Through heightened awareness of the law and an increased respect for the EA’s enforcement powers, it is likely that an increasing number of ‘cowboys’ will be encouraged to become legitimate operators.
Instead of constantly ‘looking over their shoulder’, these operators will become part of the mainstream, and be governed by the same rules and regulations as the legitimate operator. This will have the dual benefit of protecting the public and ensuring a level playing field for all waste operators.
Claire Petricca-Riding is a partner and environment and waste law specialist at commercial law firm Aaron & Partners LLP
Million tyre man
Carl David Steele from Spalding in Lincolnshire dumped more than a million used tyres across England and was jailed for his troubles for 15 months in November last year. He’d stashed used tyres at locations across Essex, Norfolk, Yorkshire, Worcestershire and Lincolnshire. EA head of Waste and Illegals Mat Crocker said at the time: “Huge tyre dumps are not only an eyesore, but also present a serious risk to the environment and human health. Stockpiles are a significant fire risk, as they can burn for several years, releasing dangerous gases such as hydrogen sulphide, hydrogen cyanide and sulphur dioxide.”

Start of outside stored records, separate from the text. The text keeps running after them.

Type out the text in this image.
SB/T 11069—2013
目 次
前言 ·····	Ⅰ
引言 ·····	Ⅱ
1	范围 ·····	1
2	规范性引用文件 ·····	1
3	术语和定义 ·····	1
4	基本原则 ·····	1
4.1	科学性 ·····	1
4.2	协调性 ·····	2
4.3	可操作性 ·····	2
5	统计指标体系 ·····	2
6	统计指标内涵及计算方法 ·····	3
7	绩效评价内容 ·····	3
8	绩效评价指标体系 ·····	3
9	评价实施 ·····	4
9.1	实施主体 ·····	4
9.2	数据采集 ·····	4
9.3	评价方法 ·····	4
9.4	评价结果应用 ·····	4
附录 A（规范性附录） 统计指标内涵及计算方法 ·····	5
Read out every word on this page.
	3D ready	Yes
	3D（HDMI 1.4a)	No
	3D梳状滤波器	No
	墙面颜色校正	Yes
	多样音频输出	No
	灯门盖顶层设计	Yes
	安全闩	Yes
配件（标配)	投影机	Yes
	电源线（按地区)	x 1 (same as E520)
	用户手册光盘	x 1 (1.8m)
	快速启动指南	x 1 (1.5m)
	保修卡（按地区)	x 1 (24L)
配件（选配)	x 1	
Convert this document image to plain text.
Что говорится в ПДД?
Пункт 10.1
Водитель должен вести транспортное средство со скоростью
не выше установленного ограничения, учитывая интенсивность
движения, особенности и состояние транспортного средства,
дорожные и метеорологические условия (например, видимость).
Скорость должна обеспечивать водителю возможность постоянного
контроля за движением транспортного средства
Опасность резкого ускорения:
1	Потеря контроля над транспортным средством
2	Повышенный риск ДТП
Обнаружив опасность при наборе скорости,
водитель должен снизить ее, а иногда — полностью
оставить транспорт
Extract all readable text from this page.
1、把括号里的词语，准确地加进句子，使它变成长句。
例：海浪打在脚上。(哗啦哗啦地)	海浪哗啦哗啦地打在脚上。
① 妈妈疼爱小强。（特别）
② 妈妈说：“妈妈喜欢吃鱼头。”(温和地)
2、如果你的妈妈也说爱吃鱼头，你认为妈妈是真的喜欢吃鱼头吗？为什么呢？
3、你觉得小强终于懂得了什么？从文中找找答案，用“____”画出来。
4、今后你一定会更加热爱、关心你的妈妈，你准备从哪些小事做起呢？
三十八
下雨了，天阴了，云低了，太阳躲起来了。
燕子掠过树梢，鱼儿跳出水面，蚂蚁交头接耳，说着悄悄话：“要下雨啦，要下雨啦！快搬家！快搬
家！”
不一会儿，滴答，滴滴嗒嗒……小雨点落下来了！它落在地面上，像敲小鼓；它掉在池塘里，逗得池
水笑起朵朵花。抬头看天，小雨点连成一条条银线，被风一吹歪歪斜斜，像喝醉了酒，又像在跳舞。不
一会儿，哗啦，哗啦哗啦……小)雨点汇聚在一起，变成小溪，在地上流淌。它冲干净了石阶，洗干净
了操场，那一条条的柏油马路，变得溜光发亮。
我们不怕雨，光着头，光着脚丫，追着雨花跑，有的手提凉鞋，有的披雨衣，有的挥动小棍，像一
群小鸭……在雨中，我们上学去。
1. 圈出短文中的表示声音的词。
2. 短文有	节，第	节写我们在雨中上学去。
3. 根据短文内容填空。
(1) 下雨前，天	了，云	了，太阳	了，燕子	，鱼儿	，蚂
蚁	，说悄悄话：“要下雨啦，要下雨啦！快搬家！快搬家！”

William Mathew O’Grady of Caeathro near Caernarfon, in North Wales, who ran Gwynedd Skip Hire was found guilty of five charges last November. He convinced a local farmer to spread 70 tonnes of paper and wood waste on his land to improve the soil. However, the waste was contaminated and contained treated and untreated wood, plastic, rubber and paper, which was then spread across 16 acres. Most of the material was ploughed into the land before EA officer arrived to stop the work. The contaminated material caused long term damage as it could contaminate future crops and enter the food chain, and harm animals. It will cost the landowner a huge amount to restore the land.

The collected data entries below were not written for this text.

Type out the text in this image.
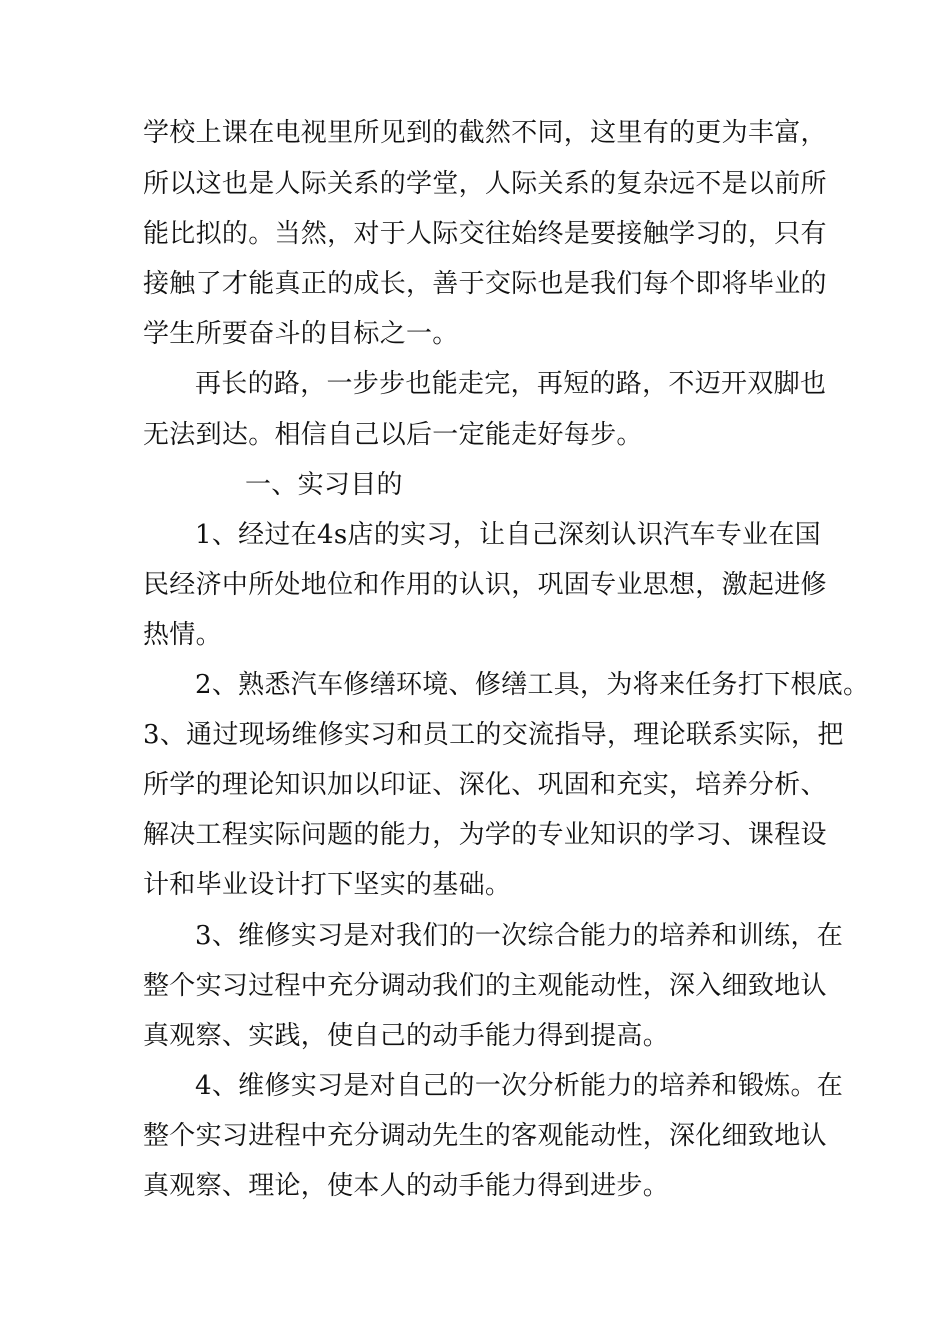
学校上课在电视里所见到的截然不同，这里有的更为丰富，
所以这也是人际关系的学堂，人际关系的复杂远不是以前所
能比拟的。当然，对于人际交往始终是要接触学习的，只有
接触了才能真正的成长，善于交际也是我们每个即将毕业的
学生所要奋斗的目标之一。
再长的路，一步步也能走完，再短的路，不迈开双脚也
无法到达。相信自己以后一定能走好每步。
一、实习目的
1、经过在4s店的实习，让自己深刻认识汽车专业在国
民经济中所处地位和作用的认识，巩固专业思想，激起进修
热情。
2、熟悉汽车修缮环境、修缮工具，为将来任务打下根底。
3、通过现场维修实习和员工的交流指导，理论联系实际，把
所学的理论知识加以印证、深化、巩固和充实，培养分析、
解决工程实际问题的能力，为学的专业知识的学习、课程设
计和毕业设计打下坚实的基础。
3、维修实习是对我们的一次综合能力的培养和训练，在
整个实习过程中充分调动我们的主观能动性，深入细致地认
真观察、实践，使自己的动手能力得到提高。
4、维修实习是对自己的一次分析能力的培养和锻炼。在
整个实习进程中充分调动先生的客观能动性，深化细致地认
真观察、理论，使本人的动手能力得到进步。
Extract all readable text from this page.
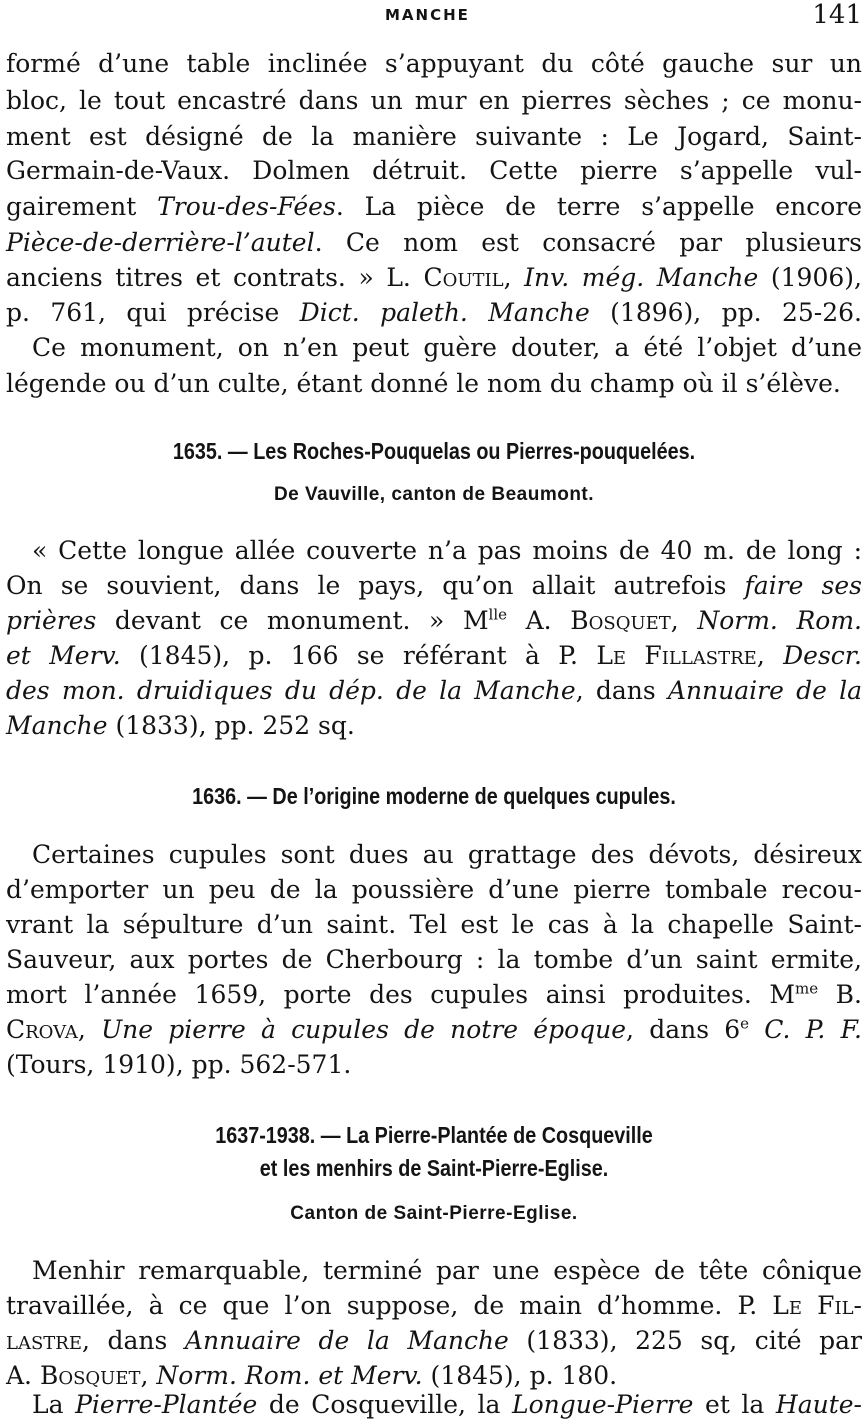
MANCHE	141
formé d’une table inclinée s’appuyant du côté gauche sur un
bloc, le tout encastré dans un mur en pierres sèches ; ce monu-
ment est désigné de la manière suivante : Le Jogard, Saint-
Germain-de-Vaux. Dolmen détruit. Cette pierre s’appelle vul-
gairement Trou-des-Fées. La pièce de terre s’appelle encore
Pièce-de-derrière-l’autel. Ce nom est consacré par plusieurs
anciens titres et contrats. » L. Coutil, Inv. még. Manche (1906),
p. 761, qui précise Dict. paleth. Manche (1896), pp. 25-26.
Ce monument, on n’en peut guère douter, a été l’objet d’une
légende ou d’un culte, étant donné le nom du champ où il s’élève.
1635. — Les Roches-Pouquelas ou Pierres-pouquelées.
De Vauville, canton de Beaumont.
« Cette longue allée couverte n’a pas moins de 40 m. de long :
On se souvient, dans le pays, qu’on allait autrefois faire ses
prières devant ce monument. » $M^{lle}$ A. Bosquet, Norm. Rom.
et Merv. (1845), p. 166 se référant à P. Le Fillastre, Descr.
des mon. druidiques du dép. de la Manche, dans Annuaire de la
Manche (1833), pp. 252 sq.
1636. — De l’origine moderne de quelques cupules.
Certaines cupules sont dues au grattage des dévots, désireux
d’emporter un peu de la poussière d’une pierre tombale recou-
vrant la sépulture d’un saint. Tel est le cas à la chapelle Saint-
Sauveur, aux portes de Cherbourg : la tombe d’un saint ermite,
mort l’année 1659, porte des cupules ainsi produites. $M^{me}$ B.
Crova, Une pierre à cupules de notre époque, dans 6e C. P. F.
(Tours, 1910), pp. 562-571.
1637-1938. — La Pierre-Plantée de Cosqueville
et les menhirs de Saint-Pierre-Eglise.
Canton de Saint-Pierre-Eglise.
Menhir remarquable, terminé par une espèce de tête cônique
travaillée, à ce que l’on suppose, de main d’homme. P. Le Fil-
lastre, dans Annuaire de la Manche (1833), 225 sq, cité par
A. Bosquet, Norm. Rom. et Merv. (1845), p. 180.
La Pierre-Plantée de Cosqueville, la Longue-Pierre et la Haute-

Haulage companies skip waste regs
Five West Cornwall haulage firms found themselves facing a £100,000 bill in fines and costs, last August, for illegally tipping thousands of tonnes of waste.Around 9,000 tonnes of C&D waste was illegally dumped at Trenoweth Farm in Gweek, near Helston. The firms were also ordered to pay back the profits they made under the Proceeds of Crime Act. One of the main offenders, for example, Michael Leah received a 12 month prison sentence suspended for two years and was ordered to pay £50,000 under Proceeds of Crime plus £4,000 costs. One of the sites where waste was illegally dumped was the Boswens Farm, Newbridge, St Just, which lies within an Area of Outstanding Natural Beauty on a stretch of Heritage Coastline. English Heritage showed that the illegal tipping had damaged ancient field boundaries including ancient hut circles. A number of highly invasive Japanese Knotweed plants were found growing from freshly-imported waste material at the farm.
Transporting used tyres to Vietnam
In January Andrew Revell from Hasland in Chesterfield was prosecuted for illegally storing thousands of used tyres and transporting some to Vietnam. He admitted five charges in relation to an illegal waste operation called Revco Recycling. He was sentenced to a 12 month prison sentence suspended for two years on each of the five charges and ordered to do 200 hours unpaid work and pay full court costs of £9,578.75.